Viewpoint: John McGregor

September 4, 2019

North East Times’ property writer Chris Dobson talks to John McGregor, a property investment specialist with extensive experience across the UK and Central Europe with an emphasis on the Visegrád Group, the cultural and political alliance between the Czech Republic, Hungary, Poland and Slovakia

Taking a Visegrád 4 view, what would you say the view of Brexit is from these countries who are all members of the EU and Nato?

In short, the view would be that Great Britain has gone mad and the decision to leave the EU is illogical. The countries referred to in Central Europe would struggle without EU membership. The EU has been a fantastic vehicle for them and invaluable given the culture change between years of oppressive Communism and the reality of a Western-style economy. There is a large measureof incredulity given Great Britain has taken two years to get nowhere on Brexit. After all, this is Great Britain, the builder of a global empire, which is now struggling to get a consensus on the way forward to exit from a hugely important trading area that stands for equality, peace, openness and transparency. This is being replaced with an insular approach, extreme views and little loyalty.

Your specialist areas are across the three main commercial property sectors. Were you surprised that the first quarter of this year saw investment in UK shopping centres fall by 90 per cent? This is a phenomenal figure. Was that all down to Brexit?

This has nothing to do with Brexit. The internet has changed the world at a frightening speed. Shopping at leisure online for delivery the next day is a formula that is hard to beat. Footfall across the sector is plummeting and as a result the traditional High Street is under pressure. This is impacting on large city centre shopping malls too. Some people are in denial to believe this could happen. A further potential threat is the UK-wide Air Quality proposal. Clearly clean air is a good thing but paying a £12.50 penalty to go and shop with car parking charges on top could mean shoppers being £20 out of pocket before they have bought anything. This is a serious challenge. Institutional investors will survive, but property companies will be caught.

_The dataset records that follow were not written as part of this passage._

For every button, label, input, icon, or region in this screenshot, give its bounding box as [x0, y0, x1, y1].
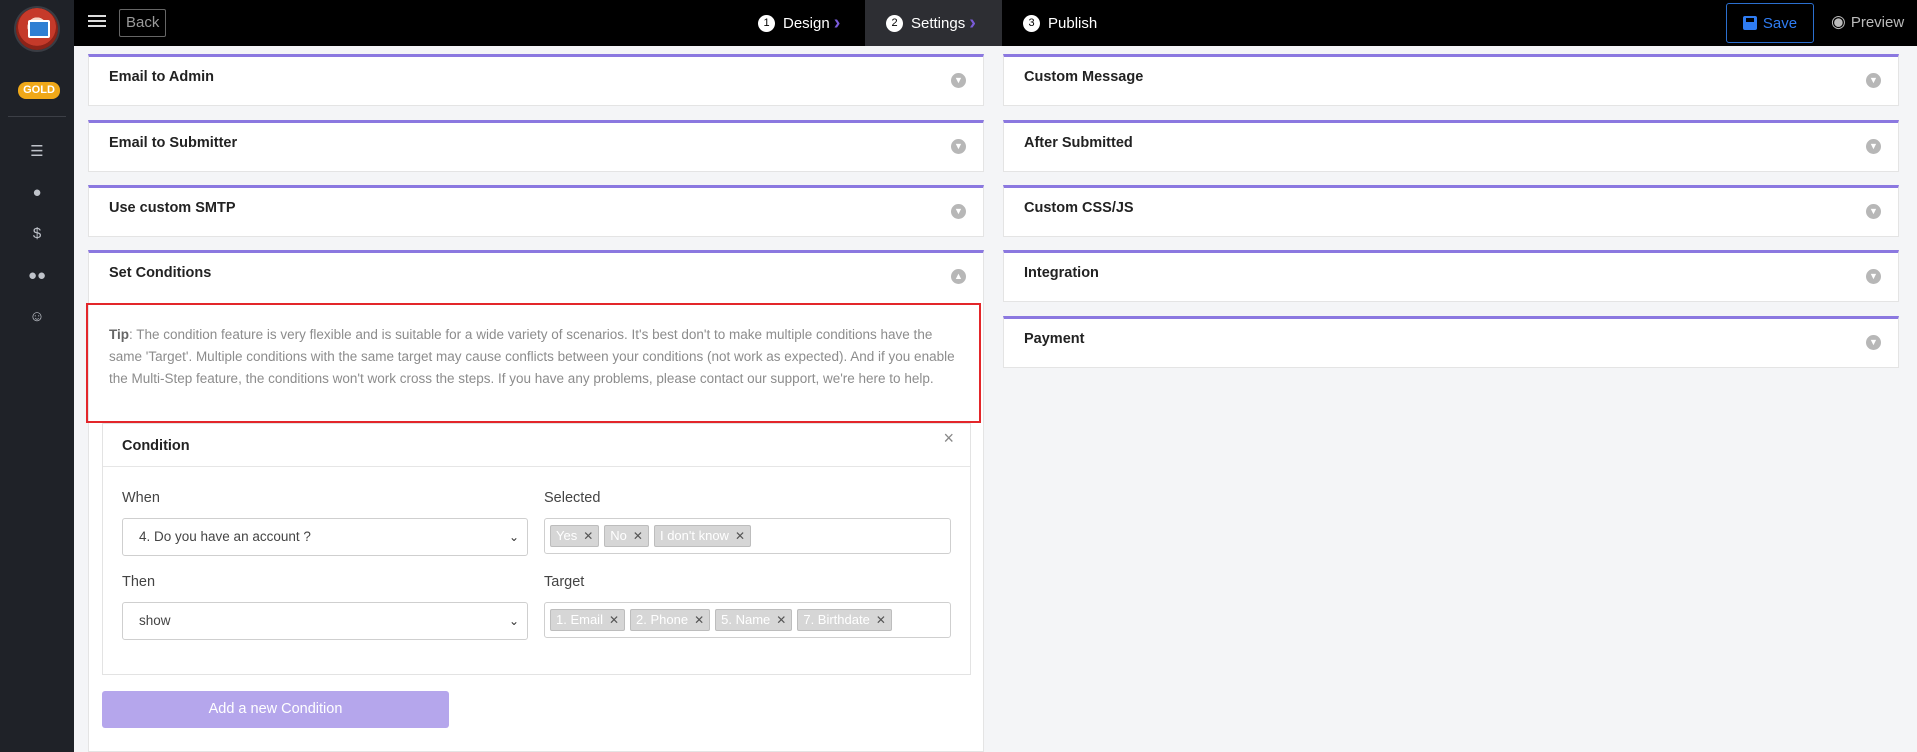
- panel-custom-css-js: Custom CSS/JS ▼: [1003, 185, 1899, 237]
- preview-button[interactable]: ◉ Preview: [1831, 0, 1904, 44]
- tag-dont-know: I don't know ✕: [653, 525, 751, 547]
- save-button[interactable]: Save: [1726, 3, 1814, 43]
- chevron-right-icon: ›: [833, 11, 841, 34]
- step-number: 2: [886, 14, 903, 32]
- chevron-down-icon[interactable]: ▼: [1866, 335, 1881, 350]
- plan-badge: GOLD: [18, 82, 60, 99]
- chevron-down-icon[interactable]: ▼: [1866, 73, 1881, 88]
- chevron-down-icon[interactable]: ▼: [1866, 269, 1881, 284]
- panel-custom-message: Custom Message ▼: [1003, 54, 1899, 106]
- step-label: Settings: [911, 14, 966, 32]
- preview-label: Preview: [1850, 13, 1905, 31]
- step-settings[interactable]: 2 Settings ›: [865, 0, 1002, 46]
- chevron-down-icon[interactable]: ▼: [1866, 139, 1881, 154]
- chevron-down-icon: ⌄: [508, 530, 519, 544]
- tag-birthdate: 7. Birthdate ✕: [797, 609, 892, 631]
- when-value: 4. Do you have an account ?: [139, 529, 311, 544]
- tip-text: : The condition feature is very flexible…: [109, 327, 955, 387]
- selected-label: Selected: [544, 490, 601, 506]
- panel-header[interactable]: Payment ▼: [1004, 319, 1898, 365]
- panel-after-submitted: After Submitted ▼: [1003, 120, 1899, 172]
- chevron-down-icon[interactable]: ▼: [1866, 204, 1881, 219]
- target-tags-input[interactable]: 1. Email ✕ 2. Phone ✕ 5. Name ✕ 7. Birthdat…: [544, 602, 951, 638]
- sidebar: GOLD ☰ ● $ ●● ☺: [0, 0, 74, 752]
- user-icon[interactable]: ●: [27, 183, 47, 203]
- panel-payment: Payment ▼: [1003, 316, 1899, 368]
- condition-title: Condition: [122, 438, 190, 454]
- panel-header[interactable]: Email to Admin ▼: [89, 57, 983, 103]
- panel-title: Integration: [1024, 265, 1099, 281]
- panel-email-to-admin: Email to Admin ▼: [88, 54, 984, 106]
- panel-title: Use custom SMTP: [109, 200, 236, 216]
- chevron-down-icon[interactable]: ▼: [951, 139, 966, 154]
- panel-use-custom-smtp: Use custom SMTP ▼: [88, 185, 984, 237]
- step-number: 3: [1023, 14, 1040, 32]
- then-label: Then: [122, 574, 156, 590]
- save-icon: [1742, 16, 1757, 30]
- panel-title: Custom CSS/JS: [1024, 200, 1134, 216]
- panel-title: After Submitted: [1024, 135, 1133, 151]
- remove-tag-icon[interactable]: ✕: [609, 610, 619, 630]
- add-condition-button[interactable]: Add a new Condition: [102, 691, 449, 728]
- save-label: Save: [1762, 14, 1798, 32]
- app-logo[interactable]: [16, 8, 58, 50]
- target-label: Target: [544, 574, 585, 590]
- condition-card: Condition × When 4. Do you have an accou…: [102, 423, 971, 675]
- remove-tag-icon[interactable]: ✕: [583, 526, 593, 546]
- panel-title: Set Conditions: [109, 265, 212, 281]
- tag-phone: 2. Phone ✕: [630, 609, 711, 631]
- panel-header[interactable]: Email to Submitter ▼: [89, 123, 983, 169]
- close-icon[interactable]: ×: [943, 428, 954, 449]
- panel-header[interactable]: Use custom SMTP ▼: [89, 188, 983, 234]
- when-label: When: [122, 490, 160, 506]
- panel-integration: Integration ▼: [1003, 250, 1899, 302]
- remove-tag-icon[interactable]: ✕: [735, 526, 745, 546]
- dollar-icon[interactable]: $: [27, 224, 47, 244]
- remove-tag-icon[interactable]: ✕: [776, 610, 786, 630]
- sidebar-divider: [8, 116, 66, 117]
- remove-tag-icon[interactable]: ✕: [694, 610, 704, 630]
- selected-tags-input[interactable]: Yes ✕ No ✕ I don't know ✕: [544, 518, 951, 554]
- step-publish[interactable]: 3 Publish: [1023, 0, 1097, 46]
- remove-tag-icon[interactable]: ✕: [633, 526, 643, 546]
- step-label: Design: [783, 14, 830, 32]
- tag-yes: Yes ✕: [550, 525, 600, 547]
- panel-header[interactable]: After Submitted ▼: [1004, 123, 1898, 169]
- back-button[interactable]: Back: [119, 9, 167, 37]
- menu-icon[interactable]: [88, 12, 106, 34]
- panel-header[interactable]: Set Conditions ▲: [89, 253, 983, 299]
- chevron-down-icon[interactable]: ▼: [951, 73, 966, 88]
- then-value: show: [139, 613, 171, 628]
- tag-name: 5. Name ✕: [715, 609, 793, 631]
- panel-header[interactable]: Custom CSS/JS ▼: [1004, 188, 1898, 234]
- tip-box: Tip: The condition feature is very flexi…: [86, 303, 981, 423]
- list-icon[interactable]: ☰: [27, 142, 47, 162]
- panel-title: Custom Message: [1024, 69, 1144, 85]
- panel-title: Email to Submitter: [109, 135, 238, 151]
- tag-no: No ✕: [604, 525, 649, 547]
- users-icon[interactable]: ●●: [27, 266, 47, 286]
- panel-header[interactable]: Custom Message ▼: [1004, 57, 1898, 103]
- smile-icon[interactable]: ☺: [27, 307, 47, 327]
- when-select[interactable]: 4. Do you have an account ? ⌄: [122, 518, 528, 556]
- chevron-right-icon: ›: [969, 11, 976, 34]
- remove-tag-icon[interactable]: ✕: [876, 610, 886, 630]
- panel-email-to-submitter: Email to Submitter ▼: [88, 120, 984, 172]
- then-select[interactable]: show ⌄: [122, 602, 528, 640]
- condition-divider: [103, 466, 970, 467]
- chevron-down-icon[interactable]: ▼: [951, 204, 966, 219]
- chevron-down-icon: ⌄: [508, 614, 519, 628]
- panel-title: Payment: [1024, 331, 1085, 347]
- step-label: Publish: [1048, 14, 1098, 32]
- tip-label: Tip: [109, 327, 129, 342]
- chevron-up-icon[interactable]: ▲: [951, 269, 966, 284]
- panel-title: Email to Admin: [109, 69, 214, 85]
- step-number: 1: [758, 14, 775, 32]
- step-design[interactable]: 1 Design ›: [758, 0, 840, 46]
- tag-email: 1. Email ✕: [550, 609, 626, 631]
- top-bar: Back 1 Design › 2 Settings › 3 Publish S…: [74, 0, 1917, 46]
- eye-icon: ◉: [1831, 12, 1846, 31]
- panel-header[interactable]: Integration ▼: [1004, 253, 1898, 299]
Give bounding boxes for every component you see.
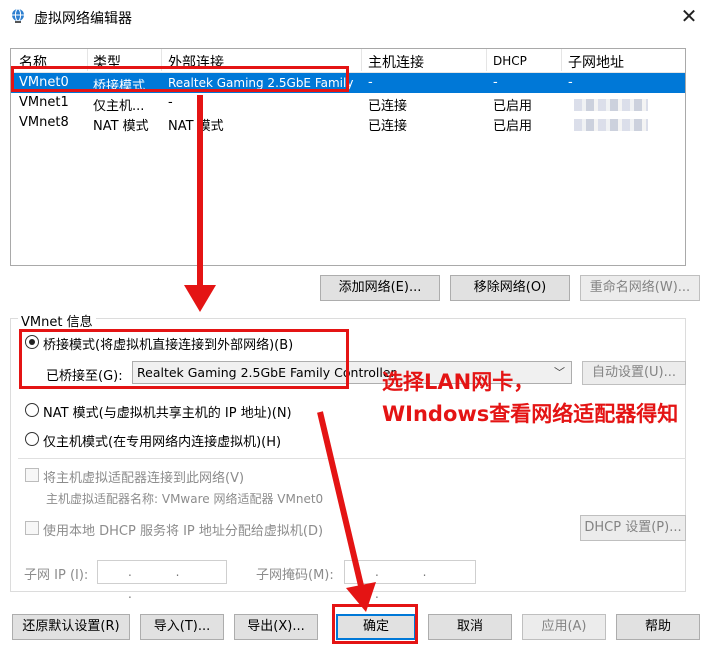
annotation-text-line2: WIndows查看网络适配器得知 (382, 402, 679, 426)
annotation-arrows (184, 95, 376, 612)
annotation-text-line1: 选择LAN网卡， (382, 370, 535, 394)
arrow-down-icon (346, 582, 376, 612)
arrow-down-icon (184, 285, 216, 312)
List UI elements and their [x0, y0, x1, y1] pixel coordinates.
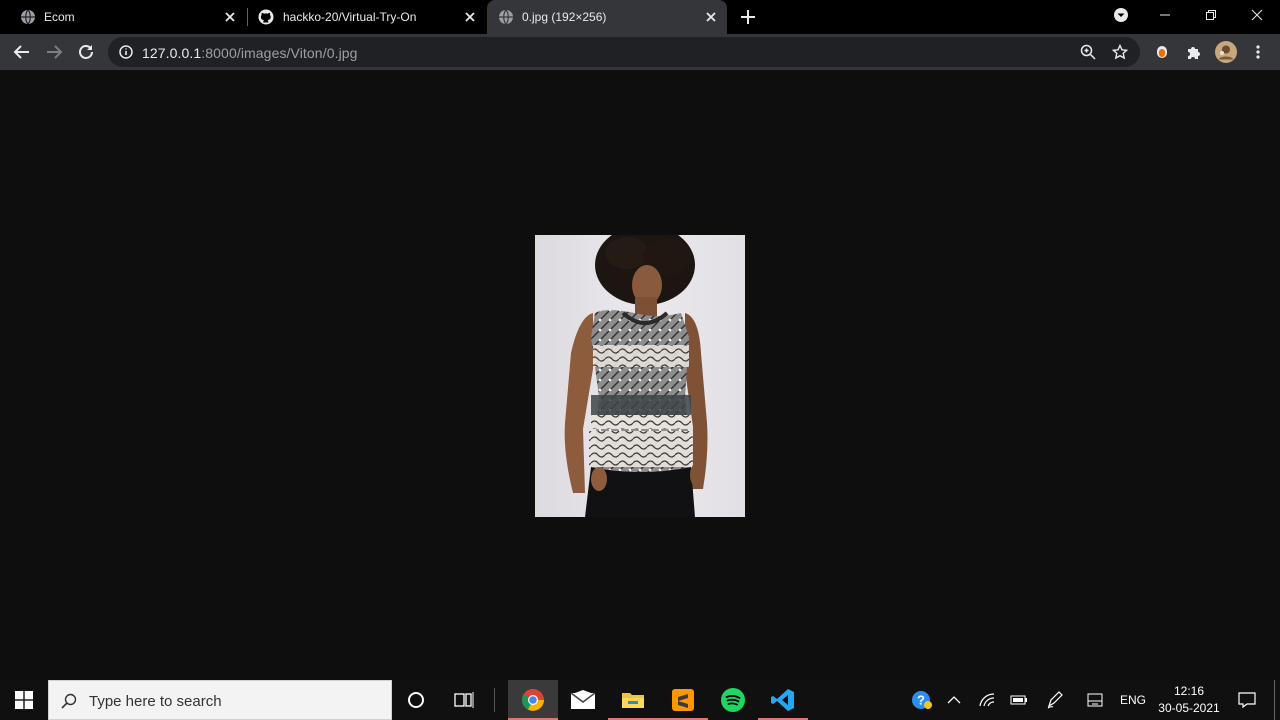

What investment sales there have been were in smaller UK towns. What does this tell you about the market?

I would say this is part of the churn of investment disposals. Faced with the pressures on the High Street, this is to be expected. It may look bleak but it’s time to rethink strategies. This could be a fantastic opportunity for some.

When looking at opportunities for investment, two general thoughts come to mind. Firstly, overseas based investors – should they invest more or sell their UK assets – and secondly, should UK investors play at home where they know the market or go abroad into possible unchartered waters?

Wherever you are, it’s all about opportunities. Youhave to have courage to go out of your comfortzone. Some think abroad is the same as the UK.It is not. Investors need to know the rules and it is not without currency, legal and cultural risks. The key is to take a careful look at opportunities and trends, take local advice and not dabble as that is the surest route to disaster.

Regional investments have seen average yields move to their highest levels in nearly eight years. What does this mean to regions such as the North East where secondary locations outnumber prime locations?

I believe institutional buyers in the UK regions are diminishing. This leaves high net worth individuals, small funds and property companies as the main investors. There is a great opportunity to take back property from institutions which should, by the way, be investing in property companies and not property assets.

You live in the northern part of the North of Tyne devolved authority. What changes would you like to see and what changes do you expect to happen?

I don’t know much about devolution for the North of Tyne. All I would say is that one of the joys of living in Northumberland is the fact that not many people live here in an area of outstanding natural beauty. In terms of the local economy, completing the dualling of the A1 would make a big difference. This has been talked about for years. Whether or not North of Tyne is sympathetic with this vital element of infrastructure remains to be seen.

As to a general view of commercial property in the short-term future, what would you say?

One must look at Real Estate Investment Trusts (REITs), which own and operate income-producing real estate. These can cover the three main sectors, but future success will depend on who can deal with all three sectors. We are in uncertain times.

I believe the key is to look at income, rather than capital gain. In general, we have been spoilt since World War Two, with large-scale retail development, both city centre and out-of-town, which have been very successful. Now the sentiment is changing and some of these schemes are now not so relevant.

For the next 20 years we need to re-focus. The priority should be a safety-first approachbased on delivering income. I would have thought Government-let buildings would be a good target for investors. I also think property companies will take over the drive in the sector from institutions. Maybe institutions should invest in property companies, rather than in bricks and mortar.